Cross-domain trigger phrases

  • weekly health review
  • health summary
  • combined analysis
  • how has my health been the last few days
  • review my nutrition training and sleep together
  • give me a 3-day adjustment plan

Example requests:

  • Create a weekly health review with extra focus on sleep and recovery.
  • Look across my diet, exercise, and sleep and tell me what is holding me back most.
  • Give me a practical health-adjustment plan for the next 3 days.

Routing rules

Nutrition

Use nutrition when the user wants to:

  • estimate calories or macros
  • identify foods from a photo
  • summarize a meal
  • log food from text or screenshots
  • review diet quality for a meal or day

Typical inputs:

  • food photos
  • meal screenshots
  • text meal descriptions

Exercise

Use exercise when the user wants to:

  • extract workout metrics from a screenshot
  • assess training load
  • summarize a session
  • get same-day or next-day training guidance

Typical inputs:

  • workout app screenshots
  • treadmill / bike / rowing console photos
  • pasted training summaries

Sleep

Use sleep when the user wants to:

  • extract sleep metrics from a screenshot
  • assess recovery status
  • interpret HRV or fatigue signals conservatively
  • get same-day guidance after poor or strong recovery

Typical inputs:

  • sleep app screenshots
  • wearable recovery screenshots
  • text sleep summaries

Cross-domain

Use cross-domain when the user wants to:

  • a daily or weekly health review
  • combined nutrition + sleep + exercise judgment
  • a trend summary
  • a practical plan for the next few days

For cross-domain work, prefer summary-layer reasoning.

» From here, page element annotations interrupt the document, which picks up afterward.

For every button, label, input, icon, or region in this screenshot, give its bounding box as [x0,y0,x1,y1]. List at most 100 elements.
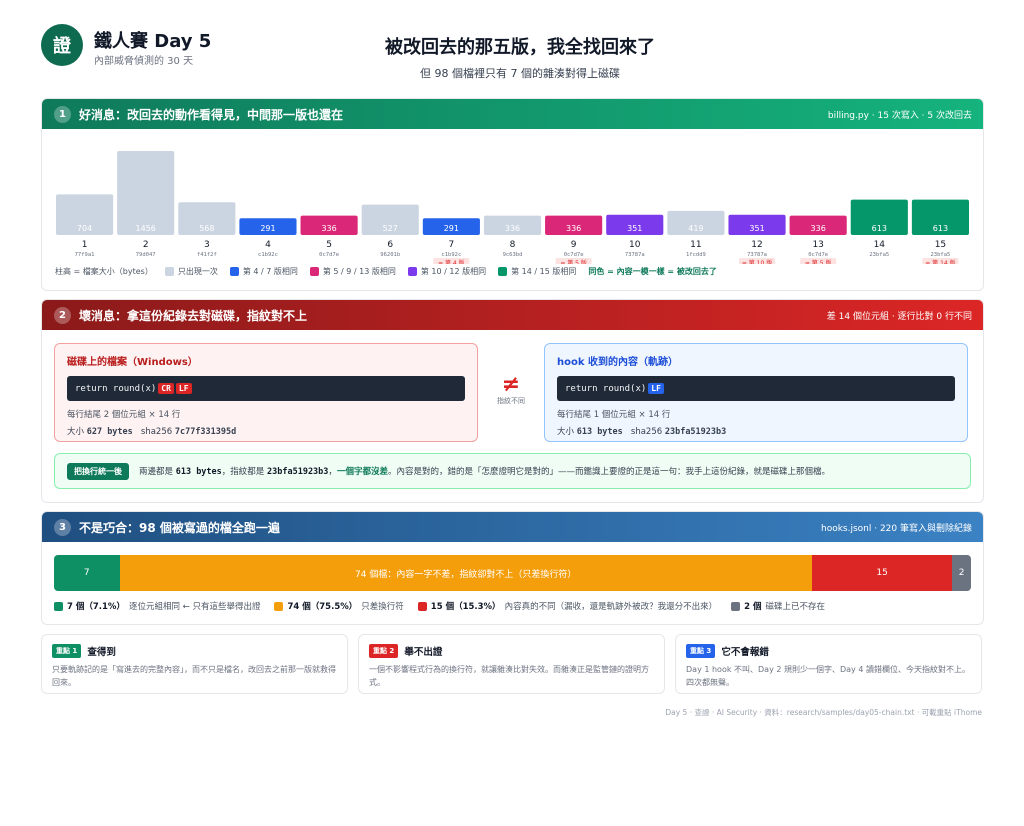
bar-category-label: 10 [629,240,641,250]
bar-category-label: 9 [571,240,577,250]
legend-swatch [164,267,174,276]
bar-value-label: 568 [199,224,214,233]
normalization-note: 把換行統一後 兩邊都是 613 bytes，指紋都是 23bfa51923b3，… [54,453,971,489]
bar-hash-label: 0c7d7e [808,252,828,258]
point-title: 舉不出證 [404,647,443,658]
bar-category-label: 11 [690,240,701,250]
key-point-1: 重點 1 查得到 只要軌跡記的是「寫進去的完整內容」，而不只是檔名，改回去之前那一… [41,634,348,694]
legend-note: 同色 = 內容一模一樣 = 被改回去了 [588,267,717,276]
legend-swatch [417,601,427,611]
chart-legend: 柱高 = 檔案大小（bytes） 只出現一次 第 4 / 7 版相同 第 5 /… [55,266,717,277]
note-text: 兩邊都是 613 bytes，指紋都是 23bfa51923b3，一個字都沒差。… [139,467,830,477]
section-title: 壞消息：拿這份紀錄去對磁碟，指紋對不上 [79,308,308,323]
lf-tag: LF [175,383,192,394]
bar-category-label: 4 [265,240,271,250]
lf-tag: LF [648,383,664,394]
bar-value-label: 351 [627,224,642,233]
revert-tag-label: = 第 10 版 [742,259,772,264]
bar-hash-label: 23bfa5 [930,252,950,258]
bar-hash-label: f41f2f [197,252,217,258]
segment-missing: 2 [952,555,971,591]
legend-item-single: 只出現一次 [164,266,218,277]
bar-value-label: 351 [749,224,764,233]
segment-line-ending-only: 74 個檔：內容一字不差，指紋卻對不上（只差換行符） [119,555,812,591]
hook-content-panel: hook 收到的內容（軌跡） return round(x) LF 每行結尾 1 … [544,343,968,442]
section-3-header: 3 不是巧合：98 個被寫過的檔全跑一遍 hooks.jsonl · 220 筆寫… [42,512,983,542]
legend-swatch [731,601,741,611]
revert-tag-label: = 第 4 版 [438,259,465,264]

Do not deep-load all domain references unless the request genuinely needs raw per-domain reconstruction.

Universal rules

  • Extract only what is visible or explicitly stated.
  • Do not fake precision from screenshots or photos.
  • Separate facts from judgment.
  • State uncertainty plainly when portions, units, stages, or context are missing.
  • Do not make medical diagnoses.
  • Do not present consumer wearable data as clinical fact.
  • Default to concise output the user can verify quickly.

Output rule

Default response shape:

  1. Conclusion
  2. Evidence
  3. Uncertainty
  4. Next step

Compress when the request is simple.

Example routing map

  • Meal photo + log calories -> nutrition
  • Workout screenshot + analyze this workout -> exercise
  • Sleep screenshot + how was my recovery today -> sleep
  • Create a weekly health review -> cross-domain
  • If text points to one domain but the image clearly belongs to another, ask one short clarification question instead of guessing.

Persistence rule

If the user wants to save data somewhere:

  • first finish the analysis
  • then map the structured result into the target system the user actually uses
  • do not hard-code private table IDs, tokens, local file paths, or app-specific schemas into the reusable skill

If no storage target is provided, stop at a structured analysis result.